The general rule is this: minors (or more legalistically “infants”) are in most states persons younger than seventeen years old; they can avoid their contracts, up to and within a reasonable time after reaching majority, subject to some exceptions and limitations. The rationale here is that infants do not stand on an equal footing with adults, and it is unfair to require them to abide by contracts made when they have immature judgment.

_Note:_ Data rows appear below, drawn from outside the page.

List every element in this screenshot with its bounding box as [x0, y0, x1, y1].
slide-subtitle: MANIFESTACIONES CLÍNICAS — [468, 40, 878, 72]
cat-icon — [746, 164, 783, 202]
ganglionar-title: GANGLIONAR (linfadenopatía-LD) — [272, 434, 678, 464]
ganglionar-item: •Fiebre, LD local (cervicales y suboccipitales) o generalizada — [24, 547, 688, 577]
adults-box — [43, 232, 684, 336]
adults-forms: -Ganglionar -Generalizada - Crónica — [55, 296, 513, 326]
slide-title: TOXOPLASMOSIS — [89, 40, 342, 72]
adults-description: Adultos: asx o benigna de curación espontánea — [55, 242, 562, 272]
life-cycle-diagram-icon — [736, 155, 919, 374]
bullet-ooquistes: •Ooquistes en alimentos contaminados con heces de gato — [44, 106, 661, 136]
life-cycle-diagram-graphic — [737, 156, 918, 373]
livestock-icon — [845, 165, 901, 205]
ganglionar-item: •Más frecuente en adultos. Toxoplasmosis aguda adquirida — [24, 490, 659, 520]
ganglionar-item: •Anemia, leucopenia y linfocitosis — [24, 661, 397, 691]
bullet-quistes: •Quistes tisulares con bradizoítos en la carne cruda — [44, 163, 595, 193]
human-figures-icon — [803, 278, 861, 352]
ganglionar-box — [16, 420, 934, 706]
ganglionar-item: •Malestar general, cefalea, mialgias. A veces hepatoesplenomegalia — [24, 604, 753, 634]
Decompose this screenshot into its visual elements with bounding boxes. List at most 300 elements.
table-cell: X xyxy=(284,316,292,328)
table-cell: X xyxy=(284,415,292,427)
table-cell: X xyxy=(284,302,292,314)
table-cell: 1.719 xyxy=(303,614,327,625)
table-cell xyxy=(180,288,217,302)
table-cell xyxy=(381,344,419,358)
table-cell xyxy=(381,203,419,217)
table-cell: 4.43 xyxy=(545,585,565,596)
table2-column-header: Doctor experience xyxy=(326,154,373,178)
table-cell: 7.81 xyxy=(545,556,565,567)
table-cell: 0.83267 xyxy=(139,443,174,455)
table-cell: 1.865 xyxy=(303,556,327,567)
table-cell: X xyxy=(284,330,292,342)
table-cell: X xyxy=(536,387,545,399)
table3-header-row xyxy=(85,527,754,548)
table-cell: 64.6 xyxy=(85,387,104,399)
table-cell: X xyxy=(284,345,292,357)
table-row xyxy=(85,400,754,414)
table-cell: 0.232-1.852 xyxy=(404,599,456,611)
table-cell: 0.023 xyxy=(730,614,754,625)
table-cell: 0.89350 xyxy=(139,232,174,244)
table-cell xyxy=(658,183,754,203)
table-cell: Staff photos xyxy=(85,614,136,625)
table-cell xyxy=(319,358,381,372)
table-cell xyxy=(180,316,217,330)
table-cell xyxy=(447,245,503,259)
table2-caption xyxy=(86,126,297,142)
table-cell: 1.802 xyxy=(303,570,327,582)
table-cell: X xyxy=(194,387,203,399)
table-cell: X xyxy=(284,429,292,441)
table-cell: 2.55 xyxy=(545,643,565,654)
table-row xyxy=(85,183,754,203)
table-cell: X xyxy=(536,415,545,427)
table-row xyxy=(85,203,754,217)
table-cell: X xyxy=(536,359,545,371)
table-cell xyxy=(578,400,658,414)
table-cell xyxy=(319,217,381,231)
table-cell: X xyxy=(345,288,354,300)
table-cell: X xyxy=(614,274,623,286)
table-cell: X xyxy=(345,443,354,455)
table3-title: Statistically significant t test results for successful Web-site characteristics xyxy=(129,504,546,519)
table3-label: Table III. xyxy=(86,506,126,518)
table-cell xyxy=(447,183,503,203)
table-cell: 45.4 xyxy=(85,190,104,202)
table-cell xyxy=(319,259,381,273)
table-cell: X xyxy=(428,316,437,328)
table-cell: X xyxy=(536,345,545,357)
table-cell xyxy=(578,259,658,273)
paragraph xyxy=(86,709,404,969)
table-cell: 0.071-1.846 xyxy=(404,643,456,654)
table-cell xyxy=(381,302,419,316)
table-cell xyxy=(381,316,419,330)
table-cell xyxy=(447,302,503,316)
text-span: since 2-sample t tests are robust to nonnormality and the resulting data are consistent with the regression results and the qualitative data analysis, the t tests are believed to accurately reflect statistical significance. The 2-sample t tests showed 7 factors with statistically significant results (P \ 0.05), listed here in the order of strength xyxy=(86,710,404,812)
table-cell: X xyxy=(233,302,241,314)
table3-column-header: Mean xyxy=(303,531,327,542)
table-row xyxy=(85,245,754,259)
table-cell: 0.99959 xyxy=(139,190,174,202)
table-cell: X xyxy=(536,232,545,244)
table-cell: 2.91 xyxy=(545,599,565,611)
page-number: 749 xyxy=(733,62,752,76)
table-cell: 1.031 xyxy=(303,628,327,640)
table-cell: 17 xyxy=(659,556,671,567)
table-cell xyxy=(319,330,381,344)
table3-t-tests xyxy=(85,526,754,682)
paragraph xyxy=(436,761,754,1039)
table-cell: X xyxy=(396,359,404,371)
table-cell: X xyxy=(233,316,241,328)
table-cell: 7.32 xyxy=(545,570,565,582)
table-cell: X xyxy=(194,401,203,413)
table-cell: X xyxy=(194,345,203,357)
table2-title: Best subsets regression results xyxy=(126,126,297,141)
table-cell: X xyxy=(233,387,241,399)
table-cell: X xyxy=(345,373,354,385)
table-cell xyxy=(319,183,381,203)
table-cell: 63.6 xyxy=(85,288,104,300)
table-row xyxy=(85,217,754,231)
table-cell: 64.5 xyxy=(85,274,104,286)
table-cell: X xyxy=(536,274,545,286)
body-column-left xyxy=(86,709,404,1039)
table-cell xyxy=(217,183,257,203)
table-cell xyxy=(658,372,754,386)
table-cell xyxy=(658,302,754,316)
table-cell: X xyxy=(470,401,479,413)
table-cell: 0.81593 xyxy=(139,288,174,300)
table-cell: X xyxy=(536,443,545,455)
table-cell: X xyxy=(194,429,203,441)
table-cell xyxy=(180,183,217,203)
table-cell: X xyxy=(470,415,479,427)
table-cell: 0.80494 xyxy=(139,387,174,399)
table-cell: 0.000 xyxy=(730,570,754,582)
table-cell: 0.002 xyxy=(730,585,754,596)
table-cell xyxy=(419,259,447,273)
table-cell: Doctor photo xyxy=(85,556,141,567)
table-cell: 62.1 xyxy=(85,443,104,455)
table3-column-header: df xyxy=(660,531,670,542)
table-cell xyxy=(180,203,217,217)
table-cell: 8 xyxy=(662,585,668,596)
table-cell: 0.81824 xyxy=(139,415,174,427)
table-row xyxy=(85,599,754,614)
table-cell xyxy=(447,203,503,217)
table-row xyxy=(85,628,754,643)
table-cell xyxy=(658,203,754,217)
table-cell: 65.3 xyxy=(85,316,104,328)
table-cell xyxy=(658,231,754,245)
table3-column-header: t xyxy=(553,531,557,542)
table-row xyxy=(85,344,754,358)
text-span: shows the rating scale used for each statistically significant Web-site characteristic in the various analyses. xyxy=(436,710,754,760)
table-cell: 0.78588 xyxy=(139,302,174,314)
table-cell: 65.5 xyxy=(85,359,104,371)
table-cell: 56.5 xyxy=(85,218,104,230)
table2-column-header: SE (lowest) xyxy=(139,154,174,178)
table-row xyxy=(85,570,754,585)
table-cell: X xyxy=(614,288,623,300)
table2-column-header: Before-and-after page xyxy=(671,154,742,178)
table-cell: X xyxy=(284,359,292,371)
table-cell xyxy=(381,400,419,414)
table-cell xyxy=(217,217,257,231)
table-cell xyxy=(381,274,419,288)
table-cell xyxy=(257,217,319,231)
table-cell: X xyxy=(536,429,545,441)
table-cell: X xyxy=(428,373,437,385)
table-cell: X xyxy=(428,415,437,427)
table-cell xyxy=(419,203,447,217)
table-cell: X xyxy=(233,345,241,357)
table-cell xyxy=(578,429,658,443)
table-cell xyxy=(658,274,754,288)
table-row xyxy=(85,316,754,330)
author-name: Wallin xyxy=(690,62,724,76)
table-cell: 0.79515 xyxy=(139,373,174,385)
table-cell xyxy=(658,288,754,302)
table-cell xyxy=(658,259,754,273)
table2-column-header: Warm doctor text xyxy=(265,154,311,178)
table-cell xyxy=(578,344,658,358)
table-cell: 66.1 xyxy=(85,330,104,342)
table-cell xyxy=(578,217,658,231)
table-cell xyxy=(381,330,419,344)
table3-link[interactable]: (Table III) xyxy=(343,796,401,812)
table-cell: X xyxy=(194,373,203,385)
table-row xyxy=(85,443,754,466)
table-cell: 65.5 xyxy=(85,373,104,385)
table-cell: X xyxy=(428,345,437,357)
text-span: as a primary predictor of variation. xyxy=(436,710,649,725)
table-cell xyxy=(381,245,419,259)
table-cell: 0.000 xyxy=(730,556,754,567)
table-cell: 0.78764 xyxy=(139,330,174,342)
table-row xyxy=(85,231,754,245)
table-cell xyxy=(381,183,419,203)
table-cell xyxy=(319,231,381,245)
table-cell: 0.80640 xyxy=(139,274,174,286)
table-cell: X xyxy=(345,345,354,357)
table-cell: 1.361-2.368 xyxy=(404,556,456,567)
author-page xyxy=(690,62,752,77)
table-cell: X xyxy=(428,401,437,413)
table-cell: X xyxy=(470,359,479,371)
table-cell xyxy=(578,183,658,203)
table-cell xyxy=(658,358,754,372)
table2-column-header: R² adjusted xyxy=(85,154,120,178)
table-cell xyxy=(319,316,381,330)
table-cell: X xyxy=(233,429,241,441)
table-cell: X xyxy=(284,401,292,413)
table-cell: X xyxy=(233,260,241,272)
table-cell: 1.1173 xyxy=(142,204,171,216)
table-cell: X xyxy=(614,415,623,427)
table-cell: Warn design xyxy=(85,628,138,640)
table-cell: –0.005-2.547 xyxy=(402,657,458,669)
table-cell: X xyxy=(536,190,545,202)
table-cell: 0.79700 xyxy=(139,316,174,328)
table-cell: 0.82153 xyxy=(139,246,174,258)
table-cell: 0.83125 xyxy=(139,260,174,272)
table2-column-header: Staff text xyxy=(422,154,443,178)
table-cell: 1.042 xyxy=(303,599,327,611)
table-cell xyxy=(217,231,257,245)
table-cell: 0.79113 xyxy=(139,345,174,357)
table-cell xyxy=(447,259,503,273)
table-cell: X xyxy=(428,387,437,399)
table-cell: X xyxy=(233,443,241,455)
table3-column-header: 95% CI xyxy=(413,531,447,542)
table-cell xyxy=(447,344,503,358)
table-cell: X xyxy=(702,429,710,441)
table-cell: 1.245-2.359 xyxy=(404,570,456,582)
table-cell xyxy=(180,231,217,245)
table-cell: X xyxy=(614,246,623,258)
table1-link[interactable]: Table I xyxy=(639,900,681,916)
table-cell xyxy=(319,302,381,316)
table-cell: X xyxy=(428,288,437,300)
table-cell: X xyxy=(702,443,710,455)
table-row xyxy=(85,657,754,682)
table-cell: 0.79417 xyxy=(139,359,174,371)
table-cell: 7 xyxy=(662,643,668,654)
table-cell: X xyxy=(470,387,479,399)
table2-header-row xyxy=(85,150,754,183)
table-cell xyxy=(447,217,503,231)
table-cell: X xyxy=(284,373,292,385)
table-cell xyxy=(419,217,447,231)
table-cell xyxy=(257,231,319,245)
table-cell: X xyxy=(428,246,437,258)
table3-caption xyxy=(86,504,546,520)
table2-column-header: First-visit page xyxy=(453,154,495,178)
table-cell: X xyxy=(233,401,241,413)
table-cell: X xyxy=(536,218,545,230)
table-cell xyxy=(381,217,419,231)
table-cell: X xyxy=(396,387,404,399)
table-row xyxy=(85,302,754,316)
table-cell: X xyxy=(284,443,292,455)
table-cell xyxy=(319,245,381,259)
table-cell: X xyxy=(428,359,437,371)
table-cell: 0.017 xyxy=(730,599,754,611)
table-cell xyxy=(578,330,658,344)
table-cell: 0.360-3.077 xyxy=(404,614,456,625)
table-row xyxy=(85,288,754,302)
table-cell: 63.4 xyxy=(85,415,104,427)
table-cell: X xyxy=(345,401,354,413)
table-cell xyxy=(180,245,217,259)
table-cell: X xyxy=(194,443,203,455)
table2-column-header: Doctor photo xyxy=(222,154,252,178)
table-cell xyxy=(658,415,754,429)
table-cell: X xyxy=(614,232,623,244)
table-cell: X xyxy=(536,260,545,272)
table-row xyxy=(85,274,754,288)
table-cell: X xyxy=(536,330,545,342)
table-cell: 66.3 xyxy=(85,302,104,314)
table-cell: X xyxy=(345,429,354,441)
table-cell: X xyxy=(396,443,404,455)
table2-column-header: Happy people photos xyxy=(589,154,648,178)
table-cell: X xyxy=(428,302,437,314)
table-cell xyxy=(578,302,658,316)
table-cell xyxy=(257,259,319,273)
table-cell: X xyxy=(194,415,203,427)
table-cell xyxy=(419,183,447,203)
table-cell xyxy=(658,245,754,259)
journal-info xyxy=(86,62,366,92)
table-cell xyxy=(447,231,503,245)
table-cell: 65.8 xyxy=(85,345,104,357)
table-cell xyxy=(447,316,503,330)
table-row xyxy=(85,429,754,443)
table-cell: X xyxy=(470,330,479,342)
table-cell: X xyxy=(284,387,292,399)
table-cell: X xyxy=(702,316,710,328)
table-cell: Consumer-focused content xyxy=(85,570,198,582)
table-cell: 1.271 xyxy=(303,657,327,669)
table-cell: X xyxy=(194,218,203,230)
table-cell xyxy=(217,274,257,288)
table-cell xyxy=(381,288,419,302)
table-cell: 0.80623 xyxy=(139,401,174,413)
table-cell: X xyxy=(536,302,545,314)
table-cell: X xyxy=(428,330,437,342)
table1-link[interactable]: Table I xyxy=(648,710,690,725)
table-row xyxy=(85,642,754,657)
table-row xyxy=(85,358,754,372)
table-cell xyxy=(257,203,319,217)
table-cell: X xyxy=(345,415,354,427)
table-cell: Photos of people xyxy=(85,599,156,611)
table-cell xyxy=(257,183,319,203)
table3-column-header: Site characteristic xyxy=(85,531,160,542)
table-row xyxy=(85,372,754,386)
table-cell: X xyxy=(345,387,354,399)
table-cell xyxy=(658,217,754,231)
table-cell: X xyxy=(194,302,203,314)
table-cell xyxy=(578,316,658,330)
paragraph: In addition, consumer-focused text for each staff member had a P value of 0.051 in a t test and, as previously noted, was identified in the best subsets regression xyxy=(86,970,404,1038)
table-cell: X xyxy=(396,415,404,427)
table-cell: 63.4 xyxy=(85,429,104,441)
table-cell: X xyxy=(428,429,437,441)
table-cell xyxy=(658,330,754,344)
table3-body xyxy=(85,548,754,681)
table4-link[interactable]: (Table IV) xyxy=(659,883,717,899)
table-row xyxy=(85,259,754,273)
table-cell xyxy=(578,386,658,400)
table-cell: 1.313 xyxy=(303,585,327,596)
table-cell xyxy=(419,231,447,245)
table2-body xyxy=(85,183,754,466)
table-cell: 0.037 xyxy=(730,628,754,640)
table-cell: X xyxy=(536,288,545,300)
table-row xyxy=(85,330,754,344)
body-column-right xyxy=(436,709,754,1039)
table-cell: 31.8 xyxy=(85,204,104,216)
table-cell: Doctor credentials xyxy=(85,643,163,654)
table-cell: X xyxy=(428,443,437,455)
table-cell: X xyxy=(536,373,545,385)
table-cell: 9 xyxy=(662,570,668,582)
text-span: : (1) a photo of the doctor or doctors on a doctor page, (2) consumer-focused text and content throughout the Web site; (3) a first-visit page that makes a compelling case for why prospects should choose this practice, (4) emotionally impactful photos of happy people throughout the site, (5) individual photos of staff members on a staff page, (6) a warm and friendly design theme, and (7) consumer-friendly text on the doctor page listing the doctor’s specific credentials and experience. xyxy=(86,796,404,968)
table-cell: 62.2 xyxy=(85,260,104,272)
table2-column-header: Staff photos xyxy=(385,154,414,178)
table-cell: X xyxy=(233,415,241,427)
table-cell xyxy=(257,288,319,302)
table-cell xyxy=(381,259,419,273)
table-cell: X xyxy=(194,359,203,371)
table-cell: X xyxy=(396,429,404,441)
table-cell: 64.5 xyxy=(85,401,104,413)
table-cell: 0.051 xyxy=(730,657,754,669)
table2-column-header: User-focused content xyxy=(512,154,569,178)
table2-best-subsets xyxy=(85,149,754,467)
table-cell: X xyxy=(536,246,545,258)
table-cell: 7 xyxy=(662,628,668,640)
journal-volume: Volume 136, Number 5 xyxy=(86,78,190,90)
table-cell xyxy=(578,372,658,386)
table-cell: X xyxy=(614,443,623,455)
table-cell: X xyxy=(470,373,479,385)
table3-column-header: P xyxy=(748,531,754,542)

The words minor and infant are mostly synonymous, but not exactly, necessarily. In a state where the legal age to drink alcohol is twenty-one, a twenty-year-old would be a minor, but not an infant, because infancy is under eighteen. A seventeen-year-old may avoid contracts (usually), but an eighteen-year-old, while legally bound to his contracts, cannot legally drink alcohol. Strictly speaking, the better term for one who may avoid his contracts is infant, even though, of course, in normal speaking we think of an infant as a baby.
The age of majority (when a person is no longer an infant or a minor) was lowered in all states except Mississippi during the 1970s (to correspond to the Twenty-Sixth Amendment, ratified in 1971, guaranteeing the right to vote at eighteen) from twenty-one to either eighteen or nineteen. Legal rights for those under twenty-one remain ambiguous, however. Although eighteen-year-olds may assent to binding contracts, not all creditors and landlords believe it, and they may require parents to cosign. For those under twenty-one, there are also legal impediments to holding certain kinds of jobs, signing certain kinds of contracts, marrying, leaving home, and drinking alcohol. There is as yet no uniform set of rules.
The exact day on which the disability of minority vanishes also varies. The old common-law rule put it on the day before the twenty-first birthday. Many states have changed this rule so that majority commences on the day of the eighteenth birthday.
An infant’s contract is voidable, not void. An infant wishing to avoid the contract need do nothing positive to disaffirm. The defense of infancy to a lawsuit is sufficient; although the adult cannot enforce the contract, the infant can (which is why it is said to be voidable, not void).